Tuesday, November 6, 2012

Levels of faith



Oswald Chambers describes three levels of faith. He says the first level is mental belief. This can be mere assent that something is true, but also a commitment that abandons all things not related to that commitment. For example, after a brief discussion on the difficulty of faith, I asked a man about his faith. 

He said, “Sure, I believe that Jesus died for the sins of the world. What is so difficult about that?”

I replied, “But what about your sin?”

He paused, then said, “Oh. I see what you mean.”

I don’t know if he ever abandoned his commitment to his mental belief and moved to the next level of faith — personal belief. Had he done that, he would have realized that this truth about Jesus is deeply personal. He would have made a moral commitment that refuses to compromise with any other ideas. 

When I believed that Jesus died for my sin, I experienced a life change. Jesus offered me Himself and in that, I was reborn, entering a personal relationship with Him. This is a huge leap involving confession of sin and repentance, but making the leap cannot happen without the power of the Holy Spirit. 

The third level is about particular belief. This goes from acknowledging and receiving Jesus as Savior and submitting to His Lordship. After I was reborn, I soon realized that most of what I did was at my own direction. God called me to trust Him by doing what He says — all the time. This is the most difficult level of faith, and again, leaping there requires the grace of God and the power of the Holy Spirit. 

But this is the level God wants me to live on. I see it in the account of Lazarus. After his death, Jesus came to his sister Martha and talked to her about her level of faith. He asked her a question…

Jesus said to her, “I am the resurrection and the life. Whoever believes in me, though he die, yet shall he live, and everyone who lives and believes in me shall never die. Do you believe this?” (John 11:25–26)

Martha believed in the power of Jesus Christ. She told Him if He had been there, He could have healed her brother. She also believed that Jesus had a peculiar intimacy with God and that whatever He asked of God, God would do. Yet she needed a closer personal intimacy with Jesus, trusting Him even to raise the dead. 

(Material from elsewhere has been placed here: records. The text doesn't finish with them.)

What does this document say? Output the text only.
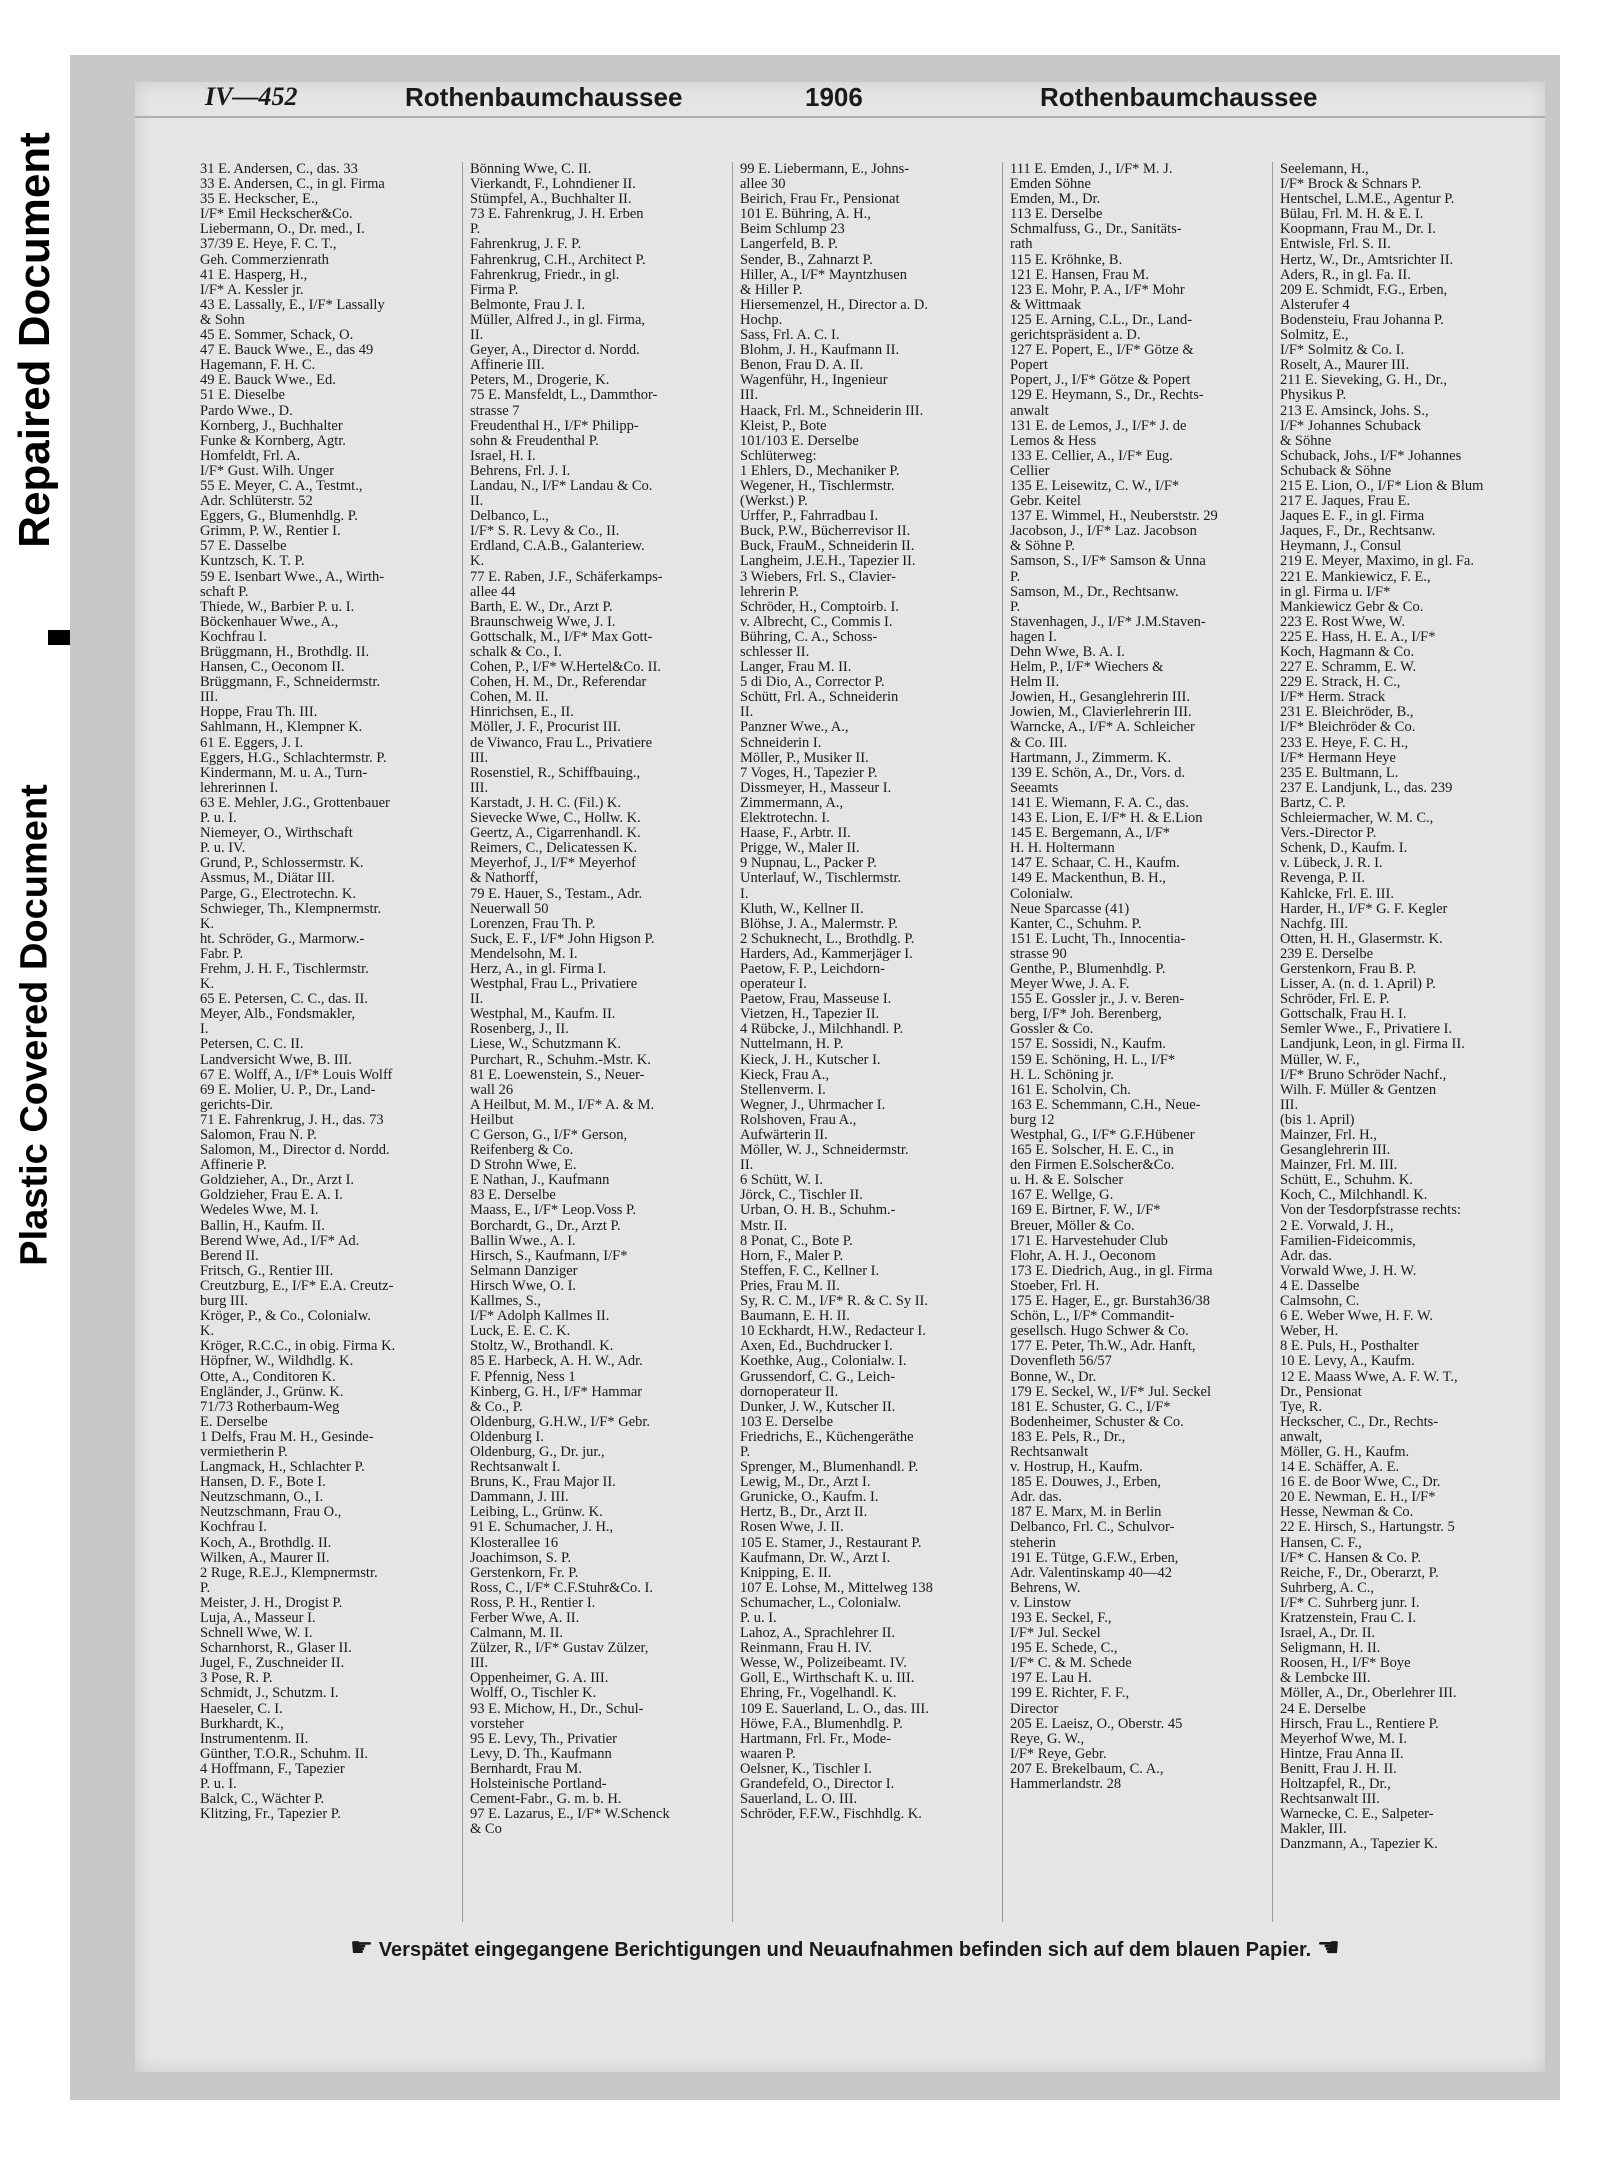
Repaired Document
Plastic Covered Document
IV—452	Rothenbaumchaussee	1906	Rothenbaumchaussee
31 E. Andersen, C., das. 33
33 E. Andersen, C., in gl. Firma
35 E. Heckscher, E.,
I/F* Emil Heckscher&Co.
Liebermann, O., Dr. med., I.
37/39 E. Heye, F. C. T.,
Geh. Commerzienrath
41 E. Hasperg, H.,
I/F* A. Kessler jr.
43 E. Lassally, E., I/F* Lassally
& Sohn
45 E. Sommer, Schack, O.
47 E. Bauck Wwe., E., das 49
Hagemann, F. H. C.
49 E. Bauck Wwe., Ed.
51 E. Dieselbe
Pardo Wwe., D.
Kornberg, J., Buchhalter
Funke & Kornberg, Agtr.
Homfeldt, Frl. A.
I/F* Gust. Wilh. Unger
55 E. Meyer, C. A., Testmt.,
Adr. Schlüterstr. 52
Eggers, G., Blumenhdlg. P.
Grimm, P. W., Rentier I.
57 E. Dasselbe
Kuntzsch, K. T. P.
59 E. Isenbart Wwe., A., Wirth-
schaft P.
Thiede, W., Barbier P. u. I.
Böckenhauer Wwe., A.,
Kochfrau I.
Brüggmann, H., Brothdlg. II.
Hansen, C., Oeconom II.
Brüggmann, F., Schneidermstr.
III.
Hoppe, Frau Th. III.
Sahlmann, H., Klempner K.
61 E. Eggers, J. I.
Eggers, H.G., Schlachtermstr. P.
Kindermann, M. u. A., Turn-
lehrerinnen I.
63 E. Mehler, J.G., Grottenbauer
P. u. I.
Niemeyer, O., Wirthschaft
P. u. IV.
Grund, P., Schlossermstr. K.
Assmus, M., Diätar III.
Parge, G., Electrotechn. K.
Schwieger, Th., Klempnermstr.
K.
ht. Schröder, G., Marmorw.-
Fabr. P.
Frehm, J. H. F., Tischlermstr.
K.
65 E. Petersen, C. C., das. II.
Meyer, Alb., Fondsmakler,
I.
Petersen, C. C. II.
Landversicht Wwe, B. III.
67 E. Wolff, A., I/F* Louis Wolff
69 E. Molier, U. P., Dr., Land-
gerichts-Dir.
71 E. Fahrenkrug, J. H., das. 73
Salomon, Frau N. P.
Salomon, M., Director d. Nordd.
Affinerie P.
Goldzieher, A., Dr., Arzt I.
Goldzieher, Frau E. A. I.
Wedeles Wwe, M. I.
Ballin, H., Kaufm. II.
Berend Wwe, Ad., I/F* Ad.
Berend II.
Fritsch, G., Rentier III.
Creutzburg, E., I/F* E.A. Creutz-
burg III.
Kröger, P., & Co., Colonialw.
K.
Kröger, R.C.C., in obig. Firma K.
Höpfner, W., Wildhdlg. K.
Otte, A., Conditoren K.
Engländer, J., Grünw. K.
71/73 Rotherbaum-Weg
E. Derselbe
1 Delfs, Frau M. H., Gesinde-
vermietherin P.
Langmack, H., Schlachter P.
Hansen, D. F., Bote I.
Neutzschmann, O., I.
Neutzschmann, Frau O.,
Kochfrau I.
Koch, A., Brothdlg. II.
Wilken, A., Maurer II.
2 Ruge, R.E.J., Klempnermstr.
P.
Meister, J. H., Drogist P.
Luja, A., Masseur I.
Schnell Wwe, W. I.
Scharnhorst, R., Glaser II.
Jugel, F., Zuschneider II.
3 Pose, R. P.
Schmidt, J., Schutzm. I.
Haeseler, C. I.
Burkhardt, K.,
Instrumentenm. II.
Günther, T.O.R., Schuhm. II.
4 Hoffmann, F., Tapezier
P. u. I.
Balck, C., Wächter P.
Klitzing, Fr., Tapezier P.
Bönning Wwe, C. II.
Vierkandt, F., Lohndiener II.
Stümpfel, A., Buchhalter II.
73 E. Fahrenkrug, J. H. Erben
P.
Fahrenkrug, J. F. P.
Fahrenkrug, C.H., Architect P.
Fahrenkrug, Friedr., in gl.
Firma P.
Belmonte, Frau J. I.
Müller, Alfred J., in gl. Firma,
II.
Geyer, A., Director d. Nordd.
Affinerie III.
Peters, M., Drogerie, K.
75 E. Mansfeldt, L., Dammthor-
strasse 7
Freudenthal H., I/F* Philipp-
sohn & Freudenthal P.
Israel, H. I.
Behrens, Frl. J. I.
Landau, N., I/F* Landau & Co.
II.
Delbanco, L.,
I/F* S. R. Levy & Co., II.
Erdland, C.A.B., Galanteriew.
K.
77 E. Raben, J.F., Schäferkamps-
allee 44
Barth, E. W., Dr., Arzt P.
Braunschweig Wwe, J. I.
Gottschalk, M., I/F* Max Gott-
schalk & Co., I.
Cohen, P., I/F* W.Hertel&Co. II.
Cohen, H. M., Dr., Referendar
Cohen, M. II.
Hinrichsen, E., II.
Möller, J. F., Procurist III.
de Viwanco, Frau L., Privatiere
III.
Rosenstiel, R., Schiffbauing.,
III.
Karstadt, J. H. C. (Fil.) K.
Sievecke Wwe, C., Hollw. K.
Geertz, A., Cigarrenhandl. K.
Reimers, C., Delicatessen K.
Meyerhof, J., I/F* Meyerhof
& Nathorff,
79 E. Hauer, S., Testam., Adr.
Neuerwall 50
Lorenzen, Frau Th. P.
Suck, E. F., I/F* John Higson P.
Mendelsohn, M. I.
Herz, A., in gl. Firma I.
Westphal, Frau L., Privatiere
II.
Westphal, M., Kaufm. II.
Rosenberg, J., II.
Liese, W., Schutzmann K.
Purchart, R., Schuhm.-Mstr. K.
81 E. Loewenstein, S., Neuer-
wall 26
A Heilbut, M. M., I/F* A. & M.
Heilbut
C Gerson, G., I/F* Gerson,
Reifenberg & Co.
D Strohn Wwe, E.
E Nathan, J., Kaufmann
83 E. Derselbe
Maass, E., I/F* Leop.Voss P.
Borchardt, G., Dr., Arzt P.
Ballin Wwe., A. I.
Hirsch, S., Kaufmann, I/F*
Selmann Danziger
Hirsch Wwe, O. I.
Kallmes, S.,
I/F* Adolph Kallmes II.
Luck, E. E. C. K.
Stoltz, W., Brothandl. K.
85 E. Harbeck, A. H. W., Adr.
F. Pfennig, Ness 1
Kinberg, G. H., I/F* Hammar
& Co., P.
Oldenburg, G.H.W., I/F* Gebr.
Oldenburg I.
Oldenburg, G., Dr. jur.,
Rechtsanwalt I.
Bruns, K., Frau Major II.
Dammann, J. III.
Leibing, L., Grünw. K.
91 E. Schumacher, J. H.,
Klosterallee 16
Joachimson, S. P.
Gerstenkorn, Fr. P.
Ross, C., I/F* C.F.Stuhr&Co. I.
Ross, P. H., Rentier I.
Ferber Wwe, A. II.
Calmann, M. II.
Zülzer, R., I/F* Gustav Zülzer,
III.
Oppenheimer, G. A. III.
Wolff, O., Tischler K.
93 E. Michow, H., Dr., Schul-
vorsteher
95 E. Levy, Th., Privatier
Levy, D. Th., Kaufmann
Bernhardt, Frau M.
Holsteinische Portland-
Cement-Fabr., G. m. b. H.
97 E. Lazarus, E., I/F* W.Schenck
& Co
99 E. Liebermann, E., Johns-
allee 30
Beirich, Frau Fr., Pensionat
101 E. Bühring, A. H.,
Beim Schlump 23
Langerfeld, B. P.
Sender, B., Zahnarzt P.
Hiller, A., I/F* Mayntzhusen
& Hiller P.
Hiersemenzel, H., Director a. D.
Hochp.
Sass, Frl. A. C. I.
Blohm, J. H., Kaufmann II.
Benon, Frau D. A. II.
Wagenführ, H., Ingenieur
III.
Haack, Frl. M., Schneiderin III.
Kleist, P., Bote
101/103 E. Derselbe
Schlüterweg:
1 Ehlers, D., Mechaniker P.
Wegener, H., Tischlermstr.
(Werkst.) P.
Urffer, P., Fahrradbau I.
Buck, P.W., Bücherrevisor II.
Buck, FrauM., Schneiderin II.
Langheim, J.E.H., Tapezier II.
3 Wiebers, Frl. S., Clavier-
lehrerin P.
Schröder, H., Comptoirb. I.
v. Albrecht, C., Commis I.
Bühring, C. A., Schoss-
schlesser II.
Langer, Frau M. II.
5 di Dio, A., Corrector P.
Schütt, Frl. A., Schneiderin
II.
Panzner Wwe., A.,
Schneiderin I.
Möller, P., Musiker II.
7 Voges, H., Tapezier P.
Dissmeyer, H., Masseur I.
Zimmermann, A.,
Elektrotechn. I.
Haase, F., Arbtr. II.
Prigge, W., Maler II.
9 Nupnau, L., Packer P.
Unterlauf, W., Tischlermstr.
I.
Kluth, W., Kellner II.
Blöhse, J. A., Malermstr. P.
2 Schuknecht, L., Brothdlg. P.
Harders, Ad., Kammerjäger I.
Paetow, F. P., Leichdorn-
operateur I.
Paetow, Frau, Masseuse I.
Vietzen, H., Tapezier II.
4 Rübcke, J., Milchhandl. P.
Nuttelmann, H. P.
Kieck, J. H., Kutscher I.
Kieck, Frau A.,
Stellenverm. I.
Wegner, J., Uhrmacher I.
Rolshoven, Frau A.,
Aufwärterin II.
Möller, W. J., Schneidermstr.
II.
6 Schütt, W. I.
Jörck, C., Tischler II.
Urban, O. H. B., Schuhm.-
Mstr. II.
8 Ponat, C., Bote P.
Horn, F., Maler P.
Steffen, F. C., Kellner I.
Pries, Frau M. II.
Sy, R. C. M., I/F* R. & C. Sy II.
Baumann, E. H. II.
10 Eckhardt, H.W., Redacteur I.
Axen, Ed., Buchdrucker I.
Koethke, Aug., Colonialw. I.
Grussendorf, C. G., Leich-
dornoperateur II.
Dunker, J. W., Kutscher II.
103 E. Derselbe
Friedrichs, E., Küchengeräthe
P.
Sprenger, M., Blumenhandl. P.
Lewig, M., Dr., Arzt I.
Grunicke, O., Kaufm. I.
Hertz, B., Dr., Arzt II.
Rosen Wwe, J. II.
105 E. Stamer, J., Restaurant P.
Kaufmann, Dr. W., Arzt I.
Knipping, E. II.
107 E. Lohse, M., Mittelweg 138
Schumacher, L., Colonialw.
P. u. I.
Lahoz, A., Sprachlehrer II.
Reinmann, Frau H. IV.
Wesse, W., Polizeibeamt. IV.
Goll, E., Wirthschaft K. u. III.
Ehring, Fr., Vogelhandl. K.
109 E. Sauerland, L. O., das. III.
Höwe, F.A., Blumenhdlg. P.
Hartmann, Frl. Fr., Mode-
waaren P.
Oelsner, K., Tischler I.
Grandefeld, O., Director I.
Sauerland, L. O. III.
Schröder, F.F.W., Fischhdlg. K.
111 E. Emden, J., I/F* M. J.
Emden Söhne
Emden, M., Dr.
113 E. Derselbe
Schmalfuss, G., Dr., Sanitäts-
rath
115 E. Kröhnke, B.
121 E. Hansen, Frau M.
123 E. Mohr, P. A., I/F* Mohr
& Wittmaak
125 E. Arning, C.L., Dr., Land-
gerichtspräsident a. D.
127 E. Popert, E., I/F* Götze &
Popert
Popert, J., I/F* Götze & Popert
129 E. Heymann, S., Dr., Rechts-
anwalt
131 E. de Lemos, J., I/F* J. de
Lemos & Hess
133 E. Cellier, A., I/F* Eug.
Cellier
135 E. Leisewitz, C. W., I/F*
Gebr. Keitel
137 E. Wimmel, H., Neuberststr. 29
Jacobson, J., I/F* Laz. Jacobson
& Söhne P.
Samson, S., I/F* Samson & Unna
P.
Samson, M., Dr., Rechtsanw.
P.
Stavenhagen, J., I/F* J.M.Staven-
hagen I.
Dehn Wwe, B. A. I.
Helm, P., I/F* Wiechers &
Helm II.
Jowien, H., Gesanglehrerin III.
Jowien, M., Clavierlehrerin III.
Warncke, A., I/F* A. Schleicher
& Co. III.
Hartmann, J., Zimmerm. K.
139 E. Schön, A., Dr., Vors. d.
Seeamts
141 E. Wiemann, F. A. C., das.
143 E. Lion, E. I/F* H. & E.Lion
145 E. Bergemann, A., I/F*
H. H. Holtermann
147 E. Schaar, C. H., Kaufm.
149 E. Mackenthun, B. H.,
Colonialw.
Neue Sparcasse (41)
Kanter, C., Schuhm. P.
151 E. Lucht, Th., Innocentia-
strasse 90
Genthe, P., Blumenhdlg. P.
Meyer Wwe, J. A. F.
155 E. Gossler jr., J. v. Beren-
berg, I/F* Joh. Berenberg,
Gossler & Co.
157 E. Sossidi, N., Kaufm.
159 E. Schöning, H. L., I/F*
H. L. Schöning jr.
161 E. Scholvin, Ch.
163 E. Schemmann, C.H., Neue-
burg 12
Westphal, G., I/F* G.F.Hübener
165 E. Solscher, H. E. C., in
den Firmen E.Solscher&Co.
u. H. & E. Solscher
167 E. Wellge, G.
169 E. Birtner, F. W., I/F*
Breuer, Möller & Co.
171 E. Harvestehuder Club
Flohr, A. H. J., Oeconom
173 E. Diedrich, Aug., in gl. Firma
Stoeber, Frl. H.
175 E. Hager, E., gr. Burstah36/38
Schön, L., I/F* Commandit-
gesellsch. Hugo Schwer & Co.
177 E. Peter, Th.W., Adr. Hanft,
Dovenfleth 56/57
Bonne, W., Dr.
179 E. Seckel, W., I/F* Jul. Seckel
181 E. Schuster, G. C., I/F*
Bodenheimer, Schuster & Co.
183 E. Pels, R., Dr.,
Rechtsanwalt
v. Hostrup, H., Kaufm.
185 E. Douwes, J., Erben,
Adr. das.
187 E. Marx, M. in Berlin
Delbanco, Frl. C., Schulvor-
steherin
191 E. Tütge, G.F.W., Erben,
Adr. Valentinskamp 40—42
Behrens, W.
v. Linstow
193 E. Seckel, F.,
I/F* Jul. Seckel
195 E. Schede, C.,
I/F* C. & M. Schede
197 E. Lau H.
199 E. Richter, F. F.,
Director
205 E. Laeisz, O., Oberstr. 45
Reye, G. W.,
I/F* Reye, Gebr.
207 E. Brekelbaum, C. A.,
Hammerlandstr. 28
Seelemann, H.,
I/F* Brock & Schnars P.
Hentschel, L.M.E., Agentur P.
Bülau, Frl. M. H. & E. I.
Koopmann, Frau M., Dr. I.
Entwisle, Frl. S. II.
Hertz, W., Dr., Amtsrichter II.
Aders, R., in gl. Fa. II.
209 E. Schmidt, F.G., Erben,
Alsterufer 4
Bodensteiu, Frau Johanna P.
Solmitz, E.,
I/F* Solmitz & Co. I.
Roselt, A., Maurer III.
211 E. Sieveking, G. H., Dr.,
Physikus P.
213 E. Amsinck, Johs. S.,
I/F* Johannes Schuback
& Söhne
Schuback, Johs., I/F* Johannes
Schuback & Söhne
215 E. Lion, O., I/F* Lion & Blum
217 E. Jaques, Frau E.
Jaques E. F., in gl. Firma
Jaques, F., Dr., Rechtsanw.
Heymann, J., Consul
219 E. Meyer, Maximo, in gl. Fa.
221 E. Mankiewicz, F. E.,
in gl. Firma u. I/F*
Mankiewicz Gebr & Co.
223 E. Rost Wwe, W.
225 E. Hass, H. E. A., I/F*
Koch, Hagmann & Co.
227 E. Schramm, E. W.
229 E. Strack, H. C.,
I/F* Herm. Strack
231 E. Bleichröder, B.,
I/F* Bleichröder & Co.
233 E. Heye, F. C. H.,
I/F* Hermann Heye
235 E. Bultmann, L.
237 E. Landjunk, L., das. 239
Bartz, C. P.
Schleiermacher, W. M. C.,
Vers.-Director P.
Schenk, D., Kaufm. I.
v. Lübeck, J. R. I.
Revenga, P. II.
Kahlcke, Frl. E. III.
Harder, H., I/F* G. F. Kegler
Nachfg. III.
Otten, H. H., Glasermstr. K.
239 E. Derselbe
Gerstenkorn, Frau B. P.
Lisser, A. (n. d. 1. April) P.
Schröder, Frl. E. P.
Gottschalk, Frau H. I.
Semler Wwe., F., Privatiere I.
Landjunk, Leon, in gl. Firma II.
Müller, W. F.,
I/F* Bruno Schröder Nachf.,
Wilh. F. Müller & Gentzen
III.
(bis 1. April)
Mainzer, Frl. H.,
Gesanglehrerin III.
Mainzer, Frl. M. III.
Schütt, E., Schuhm. K.
Koch, C., Milchhandl. K.
Von der Tesdorpfstrasse rechts:
2 E. Vorwald, J. H.,
Familien-Fideicommis,
Adr. das.
Vorwald Wwe, J. H. W.
4 E. Dasselbe
Calmsohn, C.
6 E. Weber Wwe, H. F. W.
Weber, H.
8 E. Puls, H., Posthalter
10 E. Levy, A., Kaufm.
12 E. Maass Wwe, A. F. W. T.,
Dr., Pensionat
Tye, R.
Heckscher, C., Dr., Rechts-
anwalt,
Möller, G. H., Kaufm.
14 E. Schäffer, A. E.
16 E. de Boor Wwe, C., Dr.
20 E. Newman, E. H., I/F*
Hesse, Newman & Co.
22 E. Hirsch, S., Hartungstr. 5
Hansen, C. F.,
I/F* C. Hansen & Co. P.
Reiche, F., Dr., Oberarzt, P.
Suhrberg, A. C.,
I/F* C. Suhrberg junr. I.
Kratzenstein, Frau C. I.
Israel, A., Dr. II.
Seligmann, H. II.
Roosen, H., I/F* Boye
& Lembcke III.
Möller, A., Dr., Oberlehrer III.
24 E. Derselbe
Hirsch, Frau L., Rentiere P.
Meyerhof Wwe, M. I.
Hintze, Frau Anna II.
Benitt, Frau J. H. II.
Holtzapfel, R., Dr.,
Rechtsanwalt III.
Warnecke, C. E., Salpeter-
Makler, III.
Danzmann, A., Tapezier K.
☛ Verspätet eingegangene Berichtigungen und Neuaufnahmen befinden sich auf dem blauen Papier. ☚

These levels of faith apply to all issues of life. For example, I’m praying for the salvation of family members. Some of them are not even at the first level. They think Jesus is a swear word and that He never existed. Some grant that He was a historical figure, but that is all. They reject Him without even knowing very much about what they are rejecting.

I believe that He died for them. I believe He has the power to save them. I believe that He could say the word and the Father would release the power of the Holy Spirit and change their lives. But… 

But when I see no progression, when I see nothing happening, then my faith falters. Whether it is this issue or any of other doubts and worries, Jesus says to me, “You know what I can do. You know my power to answer prayer. Do you really believe in me? Or is your confidence in what you can see?

Walking by faith is part of that third level. I know what God can do, but can I live fully committed to trusting in His Lordship and in the decisions that He makes? Without ever seeing what He is doing? 

The last lines of today’s devotional reading are about this leap from personal faith (I know it is true) to particular faith (I KNOW it is true)…

When I stand face to face with Jesus Christ and He says to me—“Believest thou this?” I (will) find that faith is as natural as breathing, and I will be staggered that I was so stupid as not to trust Him before.